Auf diese humorvolle und kurzweilige Einführung in das Faschingsgeschehen folgten Schlag auf Schlag die Darbietungen. Ob „Cotton Eye Joe“ der Kindertanzgruppe oder Caroline Kolb als Ärtzin, die von ihren alltäglichen Problemen berichtete, das Publikum war begeistert. Ein Jägerpraktikum hatten Sebastian Schrenk und Michael Nennstiel zu absolvieren, was zu Turbulenzen führte.

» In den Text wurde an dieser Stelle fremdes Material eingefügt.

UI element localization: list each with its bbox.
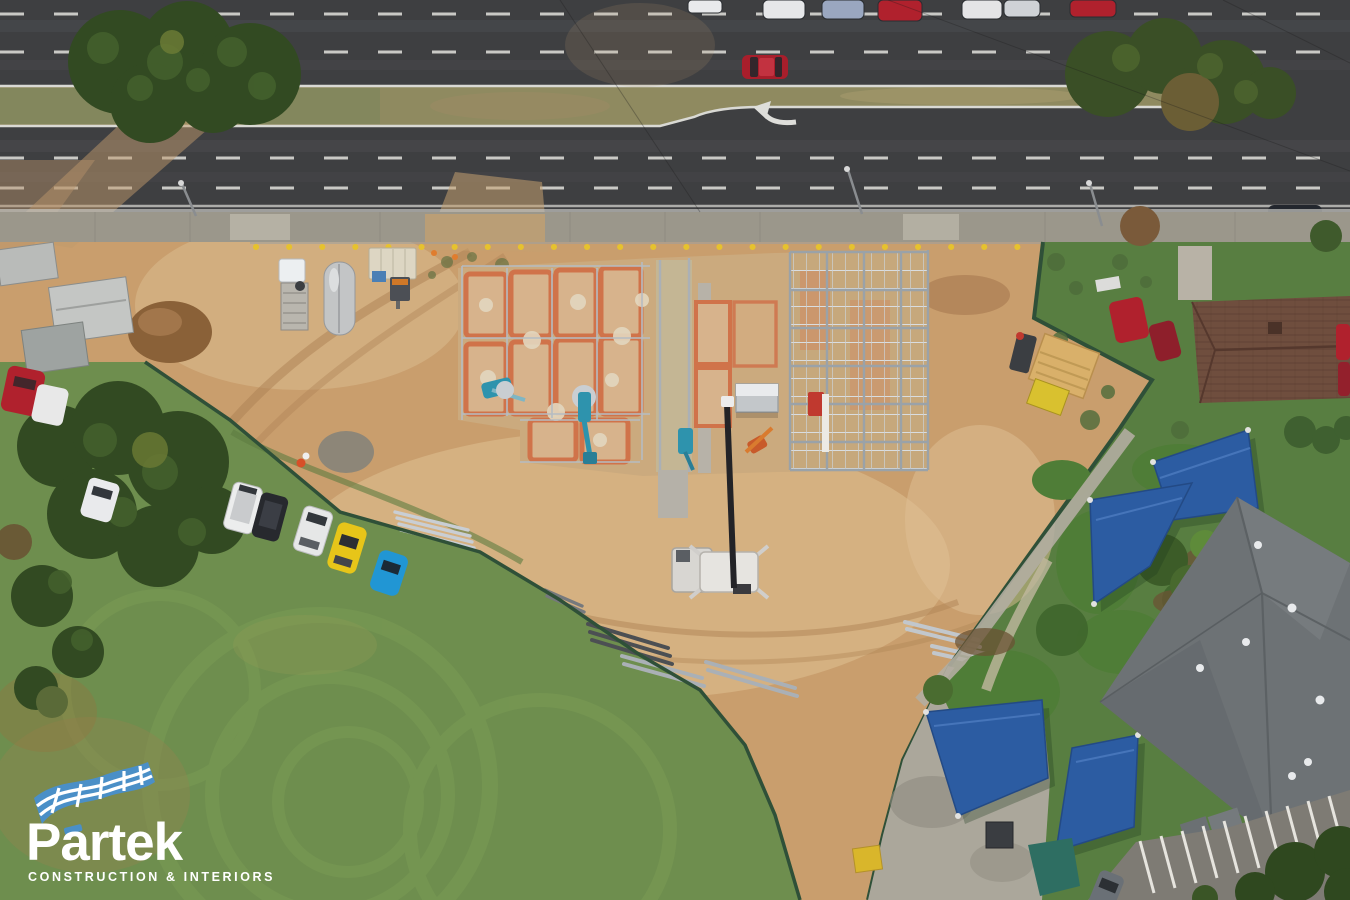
house-roof — [1192, 296, 1350, 403]
delivery-truck — [279, 259, 308, 330]
driveway — [1178, 246, 1212, 300]
waste-bin — [986, 822, 1013, 848]
gravel-pile — [318, 431, 374, 473]
tanker-trailer — [324, 262, 355, 335]
concrete-apron — [658, 470, 688, 518]
wear-band — [0, 140, 1350, 152]
spoil-mound-top — [138, 308, 182, 336]
plant-room-box — [736, 384, 778, 418]
crossing-pad — [903, 214, 959, 240]
parked-car-maroon-edge — [1338, 362, 1350, 396]
parked-car-grey — [1004, 0, 1040, 17]
worn-grass-patch — [233, 615, 377, 675]
shrub — [36, 686, 68, 718]
tree-highlight — [160, 30, 184, 54]
median-dirt — [840, 87, 1080, 105]
parked-car-white — [763, 0, 805, 19]
brand-name: Partek — [26, 813, 184, 872]
parked-car-white — [962, 0, 1002, 19]
moving-car-red — [742, 55, 788, 79]
roof-grid-section — [790, 250, 928, 470]
safety-cone — [452, 254, 458, 260]
safety-cone — [431, 250, 437, 256]
autumn-tree — [1161, 73, 1219, 131]
aerial-photograph: Partek CONSTRUCTION & INTERIORS — [0, 0, 1350, 900]
white-plank — [822, 394, 829, 452]
parked-car-red-edge — [1336, 324, 1350, 360]
parked-car-white — [688, 0, 722, 13]
roof-vent — [1268, 322, 1282, 334]
verge-shrub — [1310, 220, 1342, 252]
brand-tagline: CONSTRUCTION & INTERIORS — [28, 870, 275, 884]
blue-pallet — [372, 271, 386, 282]
parked-car-red — [1070, 0, 1116, 17]
crane-boom-head — [721, 396, 734, 407]
site-entrance-dirt — [425, 214, 545, 242]
crossing-pad — [230, 214, 290, 240]
red-equipment — [808, 392, 824, 416]
parked-car-silver — [822, 0, 864, 19]
median-dirt — [430, 92, 610, 120]
excavated-soil — [920, 275, 1010, 315]
skip-bin-yellow — [852, 845, 882, 873]
small-street-tree — [1120, 206, 1160, 246]
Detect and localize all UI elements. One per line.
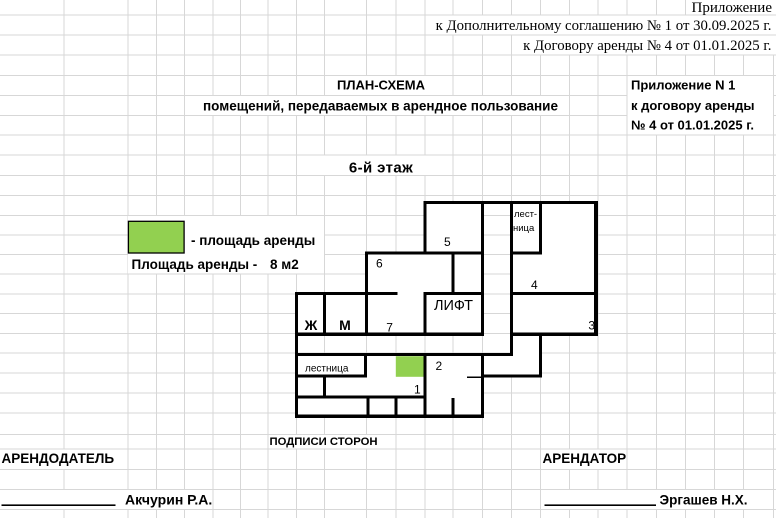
svg-text:М: М [339, 317, 351, 333]
svg-text:ПОДПИСИ СТОРОН: ПОДПИСИ СТОРОН [269, 436, 377, 448]
svg-text:Приложение N 1: Приложение N 1 [631, 78, 735, 93]
svg-text:лест-: лест- [514, 209, 537, 220]
svg-text:помещений, передаваемых в арен: помещений, передаваемых в арендное польз… [203, 99, 558, 114]
svg-text:8 м2: 8 м2 [270, 257, 299, 272]
svg-text:1: 1 [414, 382, 421, 396]
svg-text:АРЕНДОДАТЕЛЬ: АРЕНДОДАТЕЛЬ [2, 451, 115, 466]
svg-text:Акчурин Р.А.: Акчурин Р.А. [125, 492, 212, 508]
svg-text:к договору аренды: к договору аренды [631, 98, 754, 113]
svg-text:ПЛАН-СХЕМА: ПЛАН-СХЕМА [337, 78, 426, 93]
svg-text:Эргашев Н.Х.: Эргашев Н.Х. [660, 493, 748, 508]
svg-text:- площадь аренды: - площадь аренды [191, 233, 315, 248]
svg-text:Ж: Ж [304, 317, 318, 333]
svg-text:ЛИФТ: ЛИФТ [434, 298, 473, 314]
svg-text:7: 7 [386, 320, 393, 334]
svg-text:3: 3 [588, 318, 595, 332]
svg-text:лестница: лестница [305, 363, 349, 374]
svg-text:4: 4 [531, 278, 538, 292]
svg-text:6: 6 [376, 257, 383, 271]
svg-text:№ 4 от 01.01.2025 г.: № 4 от 01.01.2025 г. [631, 118, 754, 133]
svg-text:АРЕНДАТОР: АРЕНДАТОР [543, 451, 627, 466]
svg-text:к Договору аренды № 4 от 01.01: к Договору аренды № 4 от 01.01.2025 г. [523, 38, 771, 54]
svg-text:к Дополнительному соглашению №: к Дополнительному соглашению № 1 от 30.0… [436, 18, 772, 34]
svg-text:Приложение: Приложение [691, 0, 772, 16]
svg-text:ница: ница [513, 223, 535, 234]
svg-text:Площадь аренды -: Площадь аренды - [132, 257, 258, 272]
svg-text:6-й этаж: 6-й этаж [349, 159, 413, 176]
svg-text:5: 5 [444, 235, 451, 249]
svg-text:2: 2 [436, 359, 443, 373]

Die Müllmänner Stefanie Schrenk, Nadja Lenhardt und Caroline Kolb hatten so über die Müllentsorgung nach einem Gingelser Faschingsabend zu berichten, bevor Beauty-Experte Frank Omert sich perfekt darauf verstand Nadine Herbert mit einfachsten Mitteln herzurichten. Dabei wurden allen klar: Billig ist nicht unbedingt schlecht. Weiter ging es mit einer Bäuerin (Stefanie Schrenk), die krampfhaft einen Mann sucht, und den Sparmaßnahmen in der Gesundheitsreform.
Nicht fehlen dürfen in Ginolfs die lokalen Nachrichten, die stets Harald Omert vorträgt, hat er doch den besten Draht zu allem, was in und um Ginolfs so geschieht. Zur Sinnestäuschung lud die Damentanzgruppe „Black & White“ ein. Ein tolles Schauspiel, wobei die Frauen jeweils mit einem Bein in eine weiße und eine schwarze Strumpfhose schlüpften. Dass der Staat verlangt, dass jedes Ehepaar nach fünf Ehejahren Nachwuchs zu haben hat, war Nadine Herbert und Frank Omert neu. Und wenn nicht? Dann übernimmt ein Staatsbeamter die Ehepflichten. Das Männerholz-Dream-Boy-Ballett kam in diesem Jahr als„Bob der Baumeister“ auf die Bühne. Sie sind immer der Hingucker beim Ginolfser Fasching. Den begeisterten Abschluss setzt schließlich „Bauer sucht Frau“. Der Bauer bekam viele gute Angebote, doch das beste kam von einem Mann. Musikalisch umrahmt wurde der Gingelser Faschingsabend von SOS, das sind Stefanie und Marko Schrenk, Michael Omert und Kurt Sitzmann.